Minority Leader of the Virginia House of Delegates
- In office September 11, 1974 – January 13, 1982
- Preceded by: Pete Giesen
- Succeeded by: Vince Callahan

Member of the Virginia House of Delegates
- In office January 12, 1966 – January 13, 1982 Serving with John N. Dalton (1972–1973); Ward Teel (1973–1982);
- Preceded by: Virgil J. Cox
- Succeeded by: Joan H. Munford
- Constituency: 32nd district (1972–1982); 6th district (1972–1982);

Personal details
- Born: Jerry Hubert Geisler July 6, 1934 Big Stone Gap, Virginia, U.S.
- Died: May 6, 2012 (aged 77) Roanoke, Virginia, U.S.
- Party: Democratic (until 1967); Republican (1967–2012);
- Spouse: Betty Coyle
- Education: Emory & Henry College (BA); University of Richmond (LLB);

= Jerry H. Geisler =

American politician and lawyer

Jerry Hubert Geisler (July 6, 1934 – May 6, 2012) was an American lawyer and Republican politician.
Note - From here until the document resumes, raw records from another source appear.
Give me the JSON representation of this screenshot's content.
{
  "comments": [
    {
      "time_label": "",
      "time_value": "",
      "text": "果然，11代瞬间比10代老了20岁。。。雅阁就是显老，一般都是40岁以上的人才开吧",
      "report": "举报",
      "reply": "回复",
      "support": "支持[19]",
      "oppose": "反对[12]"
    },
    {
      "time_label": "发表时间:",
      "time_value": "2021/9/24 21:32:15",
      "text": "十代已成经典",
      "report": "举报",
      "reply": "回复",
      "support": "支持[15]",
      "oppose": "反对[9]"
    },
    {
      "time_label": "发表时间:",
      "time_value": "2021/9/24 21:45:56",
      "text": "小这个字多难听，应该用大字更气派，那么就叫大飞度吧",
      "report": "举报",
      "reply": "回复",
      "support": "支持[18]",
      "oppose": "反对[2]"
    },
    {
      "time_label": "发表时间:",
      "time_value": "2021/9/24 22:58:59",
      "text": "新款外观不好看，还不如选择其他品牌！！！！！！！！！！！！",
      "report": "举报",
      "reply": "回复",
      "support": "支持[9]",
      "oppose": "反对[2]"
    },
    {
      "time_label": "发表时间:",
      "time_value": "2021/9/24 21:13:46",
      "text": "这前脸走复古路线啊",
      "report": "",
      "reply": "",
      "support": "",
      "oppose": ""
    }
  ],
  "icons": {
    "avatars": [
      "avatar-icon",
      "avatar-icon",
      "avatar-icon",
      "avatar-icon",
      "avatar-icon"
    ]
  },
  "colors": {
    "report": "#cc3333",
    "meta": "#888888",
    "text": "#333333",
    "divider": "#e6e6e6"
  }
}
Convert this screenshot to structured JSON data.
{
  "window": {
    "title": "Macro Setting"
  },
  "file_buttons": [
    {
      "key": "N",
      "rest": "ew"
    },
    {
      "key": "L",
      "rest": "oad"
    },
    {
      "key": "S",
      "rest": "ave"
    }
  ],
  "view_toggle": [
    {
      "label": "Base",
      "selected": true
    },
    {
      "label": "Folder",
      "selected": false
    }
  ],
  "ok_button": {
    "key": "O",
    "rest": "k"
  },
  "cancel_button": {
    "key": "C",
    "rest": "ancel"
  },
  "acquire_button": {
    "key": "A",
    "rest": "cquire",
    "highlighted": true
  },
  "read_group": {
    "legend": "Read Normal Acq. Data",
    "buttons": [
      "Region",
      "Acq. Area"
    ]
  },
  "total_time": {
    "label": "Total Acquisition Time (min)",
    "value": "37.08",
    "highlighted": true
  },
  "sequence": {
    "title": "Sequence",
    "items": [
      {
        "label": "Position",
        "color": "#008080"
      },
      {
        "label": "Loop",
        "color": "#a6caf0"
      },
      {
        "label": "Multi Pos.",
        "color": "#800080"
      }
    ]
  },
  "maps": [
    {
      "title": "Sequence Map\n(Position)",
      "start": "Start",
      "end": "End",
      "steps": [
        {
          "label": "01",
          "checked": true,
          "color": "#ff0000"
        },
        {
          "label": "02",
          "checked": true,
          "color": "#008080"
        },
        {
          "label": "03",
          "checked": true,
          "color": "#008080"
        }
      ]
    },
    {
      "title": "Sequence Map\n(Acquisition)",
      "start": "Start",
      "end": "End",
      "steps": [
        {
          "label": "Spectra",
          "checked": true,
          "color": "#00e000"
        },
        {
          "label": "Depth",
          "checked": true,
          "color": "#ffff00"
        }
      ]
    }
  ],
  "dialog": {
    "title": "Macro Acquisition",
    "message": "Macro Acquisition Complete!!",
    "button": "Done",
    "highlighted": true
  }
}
He was first elected in 1965 to represent Carroll, Grayson, Galax City in the Virginia House of Delegates, defeating Hillsville mayor Raleigh Cooley. In 1967, Geisler switched parties to the Republican Party, a move made by many in the southern United States due to the national Democratic Party's new focus on civil rights. In 1974, he was selected by the members of his caucus to be minority leader, a position in which he served until he was defeated for election in the reorganized 5th district in 1981.